The evolution of media

Over the past three weeks, several media workers were sent home, with companies citing difficult economic times, declining profits and redundancy.

They join they more than 2,000 people retrenched this year, in part the ongoing consequence of a contracting economy. But is there something more at work within the media industry? Social media has exploded the idea of the “mass” underlying traditional media for the last century and a half. TV, radio and print no longer offer exclusive access to audiences and advertisers are taking their dollars elsewhere. Globally, the development has seen a reorganisation and consolidation of media concerns to cut costs, innovate and remain relevant over the last decade and a half. In a world where most people now get their news on their mobile phones, print has been the medium hardest hit with hundreds of closures of regional and national newspapers in the US alone.

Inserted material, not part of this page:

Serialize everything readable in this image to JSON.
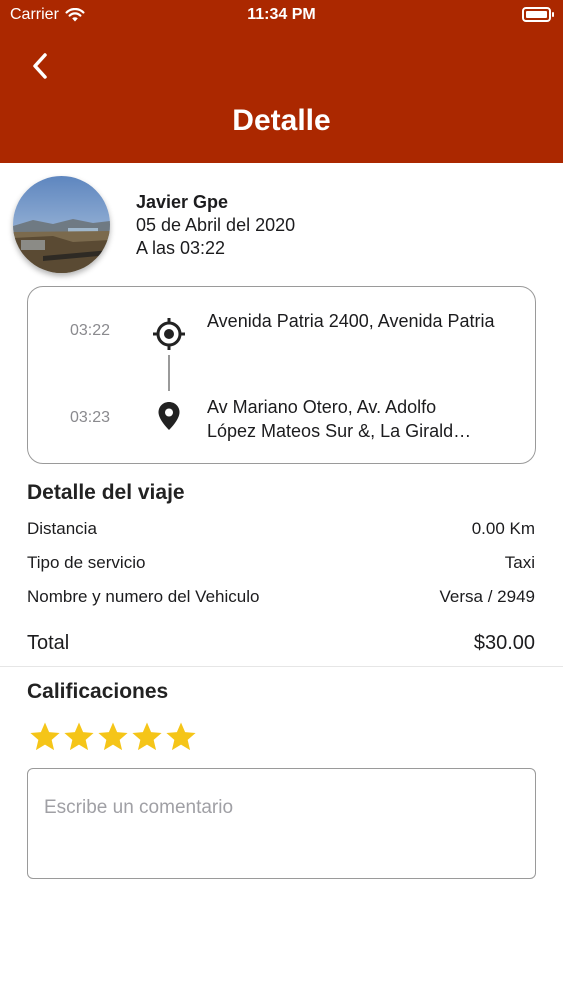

For a long time, print has enjoyed a privileged position in the Caribbean, with circulation numbers growing even as newspapers were closing their doors elsewhere.

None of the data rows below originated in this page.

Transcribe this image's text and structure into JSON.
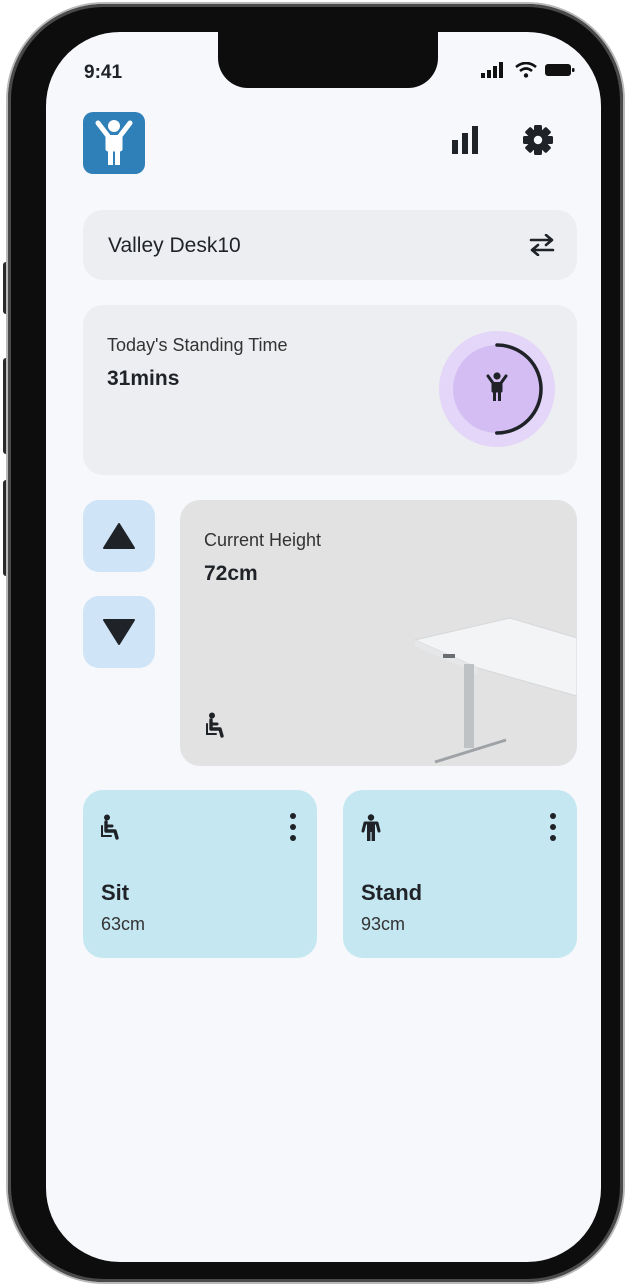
{
  "status_bar": {
    "time": "9:41"
  },
  "header": {
    "logo_icon": "standing-person-icon",
    "stats_icon": "bar-chart-icon",
    "settings_icon": "gear-icon"
  },
  "desk_selector": {
    "name": "Valley Desk10",
    "switch_icon": "swap-arrows-icon"
  },
  "standing_time": {
    "label": "Today's Standing Time",
    "value": "31mins",
    "progress": 0.5
  },
  "height_controls": {
    "up_icon": "triangle-up-icon",
    "down_icon": "triangle-down-icon"
  },
  "current_height": {
    "label": "Current Height",
    "value": "72cm",
    "mode_icon": "seated-person-icon"
  },
  "presets": [
    {
      "name": "Sit",
      "value": "63cm",
      "icon": "seated-person-icon"
    },
    {
      "name": "Stand",
      "value": "93cm",
      "icon": "standing-person-icon"
    }
  ],
  "colors": {
    "accent_blue": "#2f80b8",
    "preset_bg": "#c5e7f1",
    "ring_bg": "#d9c6f5",
    "arrow_btn_bg": "#cfe4f7"
  }
}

Are the retrenchments a sign that this worldwide trend has finally arrived at our shores? The journalist too has enjoyed a special status as the person who “broke” the news, but as one of our interviewees pointed out, at least two to three times in a given week, currently, front page and top of newscast stories have been coming from social media.

What becomes of the professional journalist in this environment? “Mainstream media is dead,” said Dane, a mid-40s, 20-year veteran of TV, radio and print. He now focuses his attention on the production and design aspects of print.

Dane illustrates with figures like Donald Trump, who built massive online followings, arguably, without traditional media, largely buoyed by the use of mobile phones, whose number he places in the range of 750,000 in a country of 1.3 million.

Ron, who wasn’t so quick to pronounce on the death of the traditional media, nonetheless acknowledged that mobile was the “delivery method of 2016”. Ron is a veteran journalist who has moved his content online.

“More people have cellphones in their hand during the day,” he said.

Brent, though, doesn’t see the movement to social media as a complete break with the past but more akin to what happened with the introduction of radio and television.

“When radio became a big thing, print didn’t die. When TV became a big thing, radio didn’t die. It changed. Now the Internet is a big thing and people are saying traditional media will die.” Brent, who is in his late 20s and spends most of his days out on the field reporting said the Internet will not kill mainstream, but has made it more unstable.

Employees will have to become more accustomed to rapid, sometimes unpredictable change, becoming part of their work environment.

Media workers, particularly journalists will now have to become multi-skilled creating engaging content on multiple platforms.

“You can’t be a one trick pony anymore. You can’t just be a reporter. What’s that?” said Dane.

Ron believes that while basics like the 5Ws will remain, the journalist will no longer at the vanguard of the news.

If something happens before a journalist gets there, somebody is likely to have already posted it. Our job now then becomes fact checking, verifying than it is breaking the story.” he said, “It may mean that they will have to become better writers. There news is already out there.

We are going to have to package it in a way that people will care about what you have to say.” In this new environment, said Melissa, a field reporter and television producer, stories have to get online, even before the journalist begins writing their story for print, radio or television.

“People will need to understand how to write for web, how to upload video to web, how to shoot for web, getting the right apps on your phone to shoot and to edit for web,” she explained.

And this reorientation should not just be for journalist, but for managers as well. She thought media managers were slow to accept the pace at which the industry was changing globally.

“The people who are running media houses are catching up to the idea that we can’t keep doing it the archaic way, even if society may galvanise around the old, conventional forms of media. I think they are a little slow to realise that they need to revolutionise a lot faster than they are.” Brent said there also does not seem to be the desire to invest in training or new technologies. But this will have consequences, he warned, if TT remained “desperately behind international standards”.

“We are playing catch up. Facebookers, Tweeters, mobile site users, young people using social media are already five, ten steps ahead of media houses, which are becoming more and more irrelevant.” “It used to be that it took 24 hours to generate a story,” said Dane, “The news cycle has shrunk to an hour. If you are an hour late, you are no longer and influencer.” Worse than irrelevance perhaps, is the movement of dollars to online platforms, a problem which no one in traditional media seems yet able to solve. These are valuable dollars, that will salvage jobs and keep doors open.